PROJECT SUMMARY
Opioid use disorder is a public health crisis that stems from the highly addictive nature and potent
analgesic properties of opioids. Opioids modulate circuitry involved in analgesia, pain-induced negative
affect, motivation, reward, and addiction. They act on G-protein coupled opioid receptors, inducing multiple
intracellular signaling pathways. Of these, the cyclic adenosine monophosphate (cAMP) and protein
kinase A (PKA) pathway is known to be a key mechanism in analgesia, pain-related aversion, and opioid-
induced hyperalgesia. Most studies examining PKA signaling in response to opioids or pain are limited by
in vitro or ex vivo approaches that cannot simultaneously consider cell-type specific PKA signaling,
complex circuit-level regulation, and effects of behavior on PKA dynamics. As a result, it remains unclear
exactly where and when PKA is modulated in response to opioids; nor is it clear what the functional effects
of these spatiotemporal PKA dynamics are on analgesia. Understanding the functional significance of
opioid-induced intracellular signaling and how this signaling differs in unique cell types and brain regions
will allow us to better comprehend how opioids differentially effect pain and addiction circuitry. The goals
of this proposal are as follows: First, I will define the temporal dynamics of mu opioid-induced PKA
signaling within the mediodorsal thalamus (MD) to anterior cingulate cortex (ACC) circuitry. This circuitry
highly expresses mu opioid receptors and integrates sensory and affective pain. Then, I will determine
whether there is a causal relationship between these PKA dynamics and pain relief. Finally, I will examine
the cell-type specificity of these PKA dynamics. My central hypothesis is that PKA dynamics will depend
on the duration of opioid exposure and will determine the extent of pain response, with specific cell types
acting as key sites of PKA modulation.

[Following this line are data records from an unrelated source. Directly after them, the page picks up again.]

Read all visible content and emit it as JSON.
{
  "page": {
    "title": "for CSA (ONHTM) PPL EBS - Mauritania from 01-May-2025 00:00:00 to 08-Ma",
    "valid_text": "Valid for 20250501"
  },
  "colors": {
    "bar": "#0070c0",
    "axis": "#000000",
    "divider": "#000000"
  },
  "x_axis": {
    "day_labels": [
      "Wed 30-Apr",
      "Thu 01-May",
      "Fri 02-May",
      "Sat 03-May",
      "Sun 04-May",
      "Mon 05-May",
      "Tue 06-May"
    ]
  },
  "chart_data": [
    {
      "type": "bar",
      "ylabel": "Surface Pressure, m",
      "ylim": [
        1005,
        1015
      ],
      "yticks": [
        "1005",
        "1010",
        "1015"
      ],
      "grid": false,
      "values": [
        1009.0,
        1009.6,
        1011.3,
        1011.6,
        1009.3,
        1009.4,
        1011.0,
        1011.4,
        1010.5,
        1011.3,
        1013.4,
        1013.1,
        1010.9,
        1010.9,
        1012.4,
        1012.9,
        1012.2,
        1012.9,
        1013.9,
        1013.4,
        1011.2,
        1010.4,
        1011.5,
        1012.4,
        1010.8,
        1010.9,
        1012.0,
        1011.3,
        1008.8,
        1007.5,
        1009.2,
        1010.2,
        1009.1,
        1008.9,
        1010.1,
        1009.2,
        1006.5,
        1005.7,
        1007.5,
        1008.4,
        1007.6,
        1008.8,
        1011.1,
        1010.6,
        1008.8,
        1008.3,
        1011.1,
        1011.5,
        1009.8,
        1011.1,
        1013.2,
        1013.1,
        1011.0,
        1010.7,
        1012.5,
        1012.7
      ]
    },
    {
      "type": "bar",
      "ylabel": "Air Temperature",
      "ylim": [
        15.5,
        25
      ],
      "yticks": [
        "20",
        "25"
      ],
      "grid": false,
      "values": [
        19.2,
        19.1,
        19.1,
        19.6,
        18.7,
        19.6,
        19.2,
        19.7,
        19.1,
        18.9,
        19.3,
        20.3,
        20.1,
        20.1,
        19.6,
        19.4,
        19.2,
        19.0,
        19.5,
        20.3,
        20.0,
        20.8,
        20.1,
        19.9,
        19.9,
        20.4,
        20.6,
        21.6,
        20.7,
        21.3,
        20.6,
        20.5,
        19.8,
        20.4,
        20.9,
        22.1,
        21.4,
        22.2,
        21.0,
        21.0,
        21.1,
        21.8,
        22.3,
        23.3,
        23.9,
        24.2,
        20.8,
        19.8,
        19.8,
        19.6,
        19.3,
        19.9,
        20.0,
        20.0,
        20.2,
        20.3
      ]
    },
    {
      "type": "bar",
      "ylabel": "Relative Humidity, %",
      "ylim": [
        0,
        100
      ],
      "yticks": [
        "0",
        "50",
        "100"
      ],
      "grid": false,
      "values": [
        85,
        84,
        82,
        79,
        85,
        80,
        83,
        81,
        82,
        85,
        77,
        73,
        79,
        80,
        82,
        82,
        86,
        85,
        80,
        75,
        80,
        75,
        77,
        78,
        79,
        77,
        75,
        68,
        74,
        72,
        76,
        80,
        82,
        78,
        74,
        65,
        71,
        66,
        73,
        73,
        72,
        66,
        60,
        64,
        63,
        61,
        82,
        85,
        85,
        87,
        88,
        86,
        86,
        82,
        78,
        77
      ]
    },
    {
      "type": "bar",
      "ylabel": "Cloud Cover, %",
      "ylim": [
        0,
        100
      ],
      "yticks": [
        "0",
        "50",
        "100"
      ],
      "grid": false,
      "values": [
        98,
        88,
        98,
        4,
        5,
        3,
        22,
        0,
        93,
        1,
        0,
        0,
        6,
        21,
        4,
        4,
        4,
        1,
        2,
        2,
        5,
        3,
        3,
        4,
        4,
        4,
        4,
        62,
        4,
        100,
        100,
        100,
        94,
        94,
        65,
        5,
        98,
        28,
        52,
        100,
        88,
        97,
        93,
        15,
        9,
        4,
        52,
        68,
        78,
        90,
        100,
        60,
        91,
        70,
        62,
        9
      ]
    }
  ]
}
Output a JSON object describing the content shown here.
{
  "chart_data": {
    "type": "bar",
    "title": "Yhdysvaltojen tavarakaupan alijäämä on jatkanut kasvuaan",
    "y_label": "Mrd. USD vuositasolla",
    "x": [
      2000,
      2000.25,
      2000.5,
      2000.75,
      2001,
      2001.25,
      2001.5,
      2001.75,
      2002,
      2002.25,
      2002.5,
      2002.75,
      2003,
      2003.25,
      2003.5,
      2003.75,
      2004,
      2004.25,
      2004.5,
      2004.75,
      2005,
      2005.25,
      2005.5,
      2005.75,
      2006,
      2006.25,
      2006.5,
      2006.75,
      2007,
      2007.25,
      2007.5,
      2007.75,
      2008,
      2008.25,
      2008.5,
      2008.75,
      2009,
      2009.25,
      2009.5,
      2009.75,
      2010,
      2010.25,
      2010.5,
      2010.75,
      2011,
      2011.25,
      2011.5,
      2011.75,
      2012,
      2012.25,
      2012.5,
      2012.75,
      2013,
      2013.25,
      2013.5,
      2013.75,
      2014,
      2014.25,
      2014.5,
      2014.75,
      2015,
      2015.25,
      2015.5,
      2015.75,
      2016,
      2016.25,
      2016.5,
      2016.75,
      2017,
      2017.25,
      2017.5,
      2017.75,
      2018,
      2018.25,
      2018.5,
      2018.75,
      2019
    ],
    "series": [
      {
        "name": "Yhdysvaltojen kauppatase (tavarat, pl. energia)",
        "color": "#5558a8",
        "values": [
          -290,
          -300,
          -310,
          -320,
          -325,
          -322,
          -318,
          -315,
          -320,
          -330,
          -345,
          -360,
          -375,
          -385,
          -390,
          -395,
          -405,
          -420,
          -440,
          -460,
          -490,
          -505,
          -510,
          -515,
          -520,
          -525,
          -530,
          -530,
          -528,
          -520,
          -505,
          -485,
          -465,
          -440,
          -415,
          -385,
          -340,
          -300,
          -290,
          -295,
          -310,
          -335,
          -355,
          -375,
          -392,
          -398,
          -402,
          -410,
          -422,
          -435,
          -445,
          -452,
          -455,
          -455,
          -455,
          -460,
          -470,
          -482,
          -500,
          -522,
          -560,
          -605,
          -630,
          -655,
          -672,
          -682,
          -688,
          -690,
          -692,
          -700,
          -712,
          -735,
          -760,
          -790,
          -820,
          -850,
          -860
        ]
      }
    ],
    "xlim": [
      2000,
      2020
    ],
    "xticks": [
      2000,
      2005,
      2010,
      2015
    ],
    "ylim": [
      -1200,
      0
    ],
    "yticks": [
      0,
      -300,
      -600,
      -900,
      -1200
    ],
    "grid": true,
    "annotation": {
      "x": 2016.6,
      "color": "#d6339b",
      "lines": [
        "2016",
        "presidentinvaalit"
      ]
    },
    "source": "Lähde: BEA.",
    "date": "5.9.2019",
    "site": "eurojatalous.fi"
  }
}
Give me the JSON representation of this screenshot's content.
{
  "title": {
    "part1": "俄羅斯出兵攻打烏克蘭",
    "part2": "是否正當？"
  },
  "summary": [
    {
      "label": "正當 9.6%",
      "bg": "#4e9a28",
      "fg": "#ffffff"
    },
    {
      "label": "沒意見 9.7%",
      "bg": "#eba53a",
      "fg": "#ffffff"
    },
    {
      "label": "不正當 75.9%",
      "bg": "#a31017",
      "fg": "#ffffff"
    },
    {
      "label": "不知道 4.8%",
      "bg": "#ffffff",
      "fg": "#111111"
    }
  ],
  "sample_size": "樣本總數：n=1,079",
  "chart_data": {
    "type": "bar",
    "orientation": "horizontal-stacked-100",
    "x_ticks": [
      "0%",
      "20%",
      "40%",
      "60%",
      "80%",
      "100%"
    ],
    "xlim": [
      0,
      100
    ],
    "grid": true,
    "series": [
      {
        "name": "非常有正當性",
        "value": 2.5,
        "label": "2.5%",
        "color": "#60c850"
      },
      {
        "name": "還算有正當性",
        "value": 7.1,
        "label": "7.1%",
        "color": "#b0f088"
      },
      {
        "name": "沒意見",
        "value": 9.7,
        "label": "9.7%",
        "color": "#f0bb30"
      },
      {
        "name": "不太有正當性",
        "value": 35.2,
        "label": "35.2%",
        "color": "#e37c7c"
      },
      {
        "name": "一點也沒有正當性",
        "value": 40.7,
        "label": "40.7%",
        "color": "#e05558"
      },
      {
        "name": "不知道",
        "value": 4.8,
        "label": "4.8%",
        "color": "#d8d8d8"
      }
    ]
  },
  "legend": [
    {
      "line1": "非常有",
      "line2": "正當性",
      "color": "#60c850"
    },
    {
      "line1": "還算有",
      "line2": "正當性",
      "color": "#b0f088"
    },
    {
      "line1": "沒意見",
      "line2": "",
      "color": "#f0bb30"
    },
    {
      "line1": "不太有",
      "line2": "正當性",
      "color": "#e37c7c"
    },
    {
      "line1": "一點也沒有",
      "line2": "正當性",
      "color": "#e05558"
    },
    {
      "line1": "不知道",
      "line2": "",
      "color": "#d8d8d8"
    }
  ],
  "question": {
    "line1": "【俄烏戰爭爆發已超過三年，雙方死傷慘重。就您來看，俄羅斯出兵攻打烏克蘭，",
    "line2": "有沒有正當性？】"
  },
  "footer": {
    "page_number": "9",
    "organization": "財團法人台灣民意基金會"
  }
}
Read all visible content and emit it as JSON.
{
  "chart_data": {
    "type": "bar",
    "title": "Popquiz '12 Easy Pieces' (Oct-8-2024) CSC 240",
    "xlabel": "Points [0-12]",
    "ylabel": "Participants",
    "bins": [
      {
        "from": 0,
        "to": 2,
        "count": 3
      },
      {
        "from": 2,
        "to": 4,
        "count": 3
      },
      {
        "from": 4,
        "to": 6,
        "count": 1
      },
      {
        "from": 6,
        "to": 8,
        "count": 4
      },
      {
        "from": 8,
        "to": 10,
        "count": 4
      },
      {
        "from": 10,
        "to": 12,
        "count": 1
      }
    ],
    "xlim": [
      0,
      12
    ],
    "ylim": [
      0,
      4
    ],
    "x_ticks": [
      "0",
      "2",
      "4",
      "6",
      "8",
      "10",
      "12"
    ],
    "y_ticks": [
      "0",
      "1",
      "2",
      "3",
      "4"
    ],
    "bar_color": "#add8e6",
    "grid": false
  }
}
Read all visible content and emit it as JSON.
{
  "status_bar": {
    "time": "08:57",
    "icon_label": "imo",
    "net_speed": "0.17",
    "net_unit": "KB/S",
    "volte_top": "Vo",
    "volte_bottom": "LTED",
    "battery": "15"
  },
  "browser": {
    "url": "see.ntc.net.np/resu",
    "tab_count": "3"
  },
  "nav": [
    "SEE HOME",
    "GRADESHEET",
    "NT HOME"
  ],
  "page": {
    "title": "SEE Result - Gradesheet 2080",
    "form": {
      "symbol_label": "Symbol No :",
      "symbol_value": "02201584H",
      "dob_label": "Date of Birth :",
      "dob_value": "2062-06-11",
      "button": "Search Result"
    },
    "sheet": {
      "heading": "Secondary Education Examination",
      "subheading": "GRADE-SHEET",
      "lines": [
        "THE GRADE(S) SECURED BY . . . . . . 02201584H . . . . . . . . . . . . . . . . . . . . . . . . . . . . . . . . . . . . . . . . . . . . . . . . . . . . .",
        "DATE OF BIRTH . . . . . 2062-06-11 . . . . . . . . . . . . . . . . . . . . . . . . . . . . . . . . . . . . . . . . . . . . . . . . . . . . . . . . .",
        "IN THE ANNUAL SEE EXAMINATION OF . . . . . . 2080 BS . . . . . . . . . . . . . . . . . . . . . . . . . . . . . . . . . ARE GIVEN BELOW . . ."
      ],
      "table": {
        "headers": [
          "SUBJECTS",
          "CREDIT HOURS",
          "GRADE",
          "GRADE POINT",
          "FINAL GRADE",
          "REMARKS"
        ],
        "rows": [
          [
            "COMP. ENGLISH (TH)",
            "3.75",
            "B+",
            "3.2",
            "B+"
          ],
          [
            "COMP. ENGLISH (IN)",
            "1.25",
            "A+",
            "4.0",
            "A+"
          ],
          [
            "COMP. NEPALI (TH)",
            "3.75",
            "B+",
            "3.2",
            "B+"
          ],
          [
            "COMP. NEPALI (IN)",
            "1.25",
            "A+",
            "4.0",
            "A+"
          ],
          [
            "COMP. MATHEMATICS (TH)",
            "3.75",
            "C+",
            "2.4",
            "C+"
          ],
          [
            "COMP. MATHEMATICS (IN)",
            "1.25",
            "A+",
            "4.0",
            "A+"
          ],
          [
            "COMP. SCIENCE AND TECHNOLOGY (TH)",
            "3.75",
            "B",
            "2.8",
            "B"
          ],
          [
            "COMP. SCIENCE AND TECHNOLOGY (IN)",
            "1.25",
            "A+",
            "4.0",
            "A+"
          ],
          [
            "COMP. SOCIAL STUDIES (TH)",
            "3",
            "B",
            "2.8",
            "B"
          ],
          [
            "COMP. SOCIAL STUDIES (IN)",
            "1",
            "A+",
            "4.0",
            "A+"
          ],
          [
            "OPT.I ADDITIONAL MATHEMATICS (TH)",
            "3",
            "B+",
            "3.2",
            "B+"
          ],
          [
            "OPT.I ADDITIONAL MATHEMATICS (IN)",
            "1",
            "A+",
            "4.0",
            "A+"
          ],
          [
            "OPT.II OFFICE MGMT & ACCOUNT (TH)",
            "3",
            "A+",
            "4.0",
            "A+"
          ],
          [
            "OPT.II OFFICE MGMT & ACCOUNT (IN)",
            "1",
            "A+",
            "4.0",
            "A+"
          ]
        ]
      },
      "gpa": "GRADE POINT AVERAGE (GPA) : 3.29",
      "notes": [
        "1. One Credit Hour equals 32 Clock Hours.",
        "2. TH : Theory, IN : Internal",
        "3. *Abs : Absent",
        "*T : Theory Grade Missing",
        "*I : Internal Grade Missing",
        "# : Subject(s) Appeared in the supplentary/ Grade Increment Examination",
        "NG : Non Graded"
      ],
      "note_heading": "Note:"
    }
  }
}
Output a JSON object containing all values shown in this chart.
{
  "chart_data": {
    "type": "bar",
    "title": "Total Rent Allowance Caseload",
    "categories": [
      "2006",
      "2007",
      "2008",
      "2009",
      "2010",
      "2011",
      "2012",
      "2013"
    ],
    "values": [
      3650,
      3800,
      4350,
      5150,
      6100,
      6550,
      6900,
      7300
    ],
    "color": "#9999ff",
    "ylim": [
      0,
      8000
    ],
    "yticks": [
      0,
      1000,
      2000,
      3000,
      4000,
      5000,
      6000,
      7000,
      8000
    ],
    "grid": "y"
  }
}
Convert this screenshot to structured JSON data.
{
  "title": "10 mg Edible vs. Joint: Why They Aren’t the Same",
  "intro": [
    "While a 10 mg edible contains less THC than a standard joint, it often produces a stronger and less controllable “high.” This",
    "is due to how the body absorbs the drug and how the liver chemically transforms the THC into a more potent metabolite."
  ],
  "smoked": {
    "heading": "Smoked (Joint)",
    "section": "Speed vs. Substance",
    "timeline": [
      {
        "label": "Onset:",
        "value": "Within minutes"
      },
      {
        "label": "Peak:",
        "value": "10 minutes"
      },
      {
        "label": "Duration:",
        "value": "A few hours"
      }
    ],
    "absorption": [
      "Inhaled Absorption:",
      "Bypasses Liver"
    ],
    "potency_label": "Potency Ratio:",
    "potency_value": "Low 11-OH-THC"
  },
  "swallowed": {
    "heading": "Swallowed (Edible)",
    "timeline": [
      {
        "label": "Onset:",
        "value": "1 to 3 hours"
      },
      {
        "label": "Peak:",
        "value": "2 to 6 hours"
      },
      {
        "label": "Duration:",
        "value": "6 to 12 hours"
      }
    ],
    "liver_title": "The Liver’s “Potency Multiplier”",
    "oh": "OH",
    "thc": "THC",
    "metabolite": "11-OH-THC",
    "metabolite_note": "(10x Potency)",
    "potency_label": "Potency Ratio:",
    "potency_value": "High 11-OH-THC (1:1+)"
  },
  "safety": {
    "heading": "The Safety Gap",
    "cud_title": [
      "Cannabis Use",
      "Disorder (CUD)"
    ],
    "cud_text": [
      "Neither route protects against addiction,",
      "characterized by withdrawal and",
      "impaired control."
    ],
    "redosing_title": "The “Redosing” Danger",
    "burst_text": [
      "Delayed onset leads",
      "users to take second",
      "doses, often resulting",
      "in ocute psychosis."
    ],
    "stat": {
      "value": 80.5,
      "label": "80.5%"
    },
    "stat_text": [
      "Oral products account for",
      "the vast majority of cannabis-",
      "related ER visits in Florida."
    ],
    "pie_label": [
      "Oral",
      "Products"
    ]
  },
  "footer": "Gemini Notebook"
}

This hypothesis will be tested using a novel genetically encoded
sensor designed for in vivo imaging of PKA activity in behaving mice. To examine regional differences in
temporal PKA dynamics in response to acute and chronic opioid exposure, PKA will be imaged before,
during, and after opioid administration in the MD and ACC. Imaging will be paired with pain assays to
assess analgesia and hyperalgesia. To test the necessity and sufficiency of PKA dynamics in pain relief,
PKA activity will be modulated by either a genetically encoded PKA inhibitor or photoactivatable adenylyl
cyclase while conducting behavioral assays of pain. Finally, to examine the cell-specificity of PKA
dynamics, sensor expression will be isolated to each cell type of interest in a Cre-dependent manner, and
peptide agonists and antagonists of mu opioid receptors will be locally infused during PKA imaging. This
study will define how PKA signaling in specific components of the MD to ACC circuitry both responds to
opioids and mediates pain relief. Achieving these goals will provide insight into how intracellular signaling
is spatiotemporally regulated by opioids and facilitates analgesia.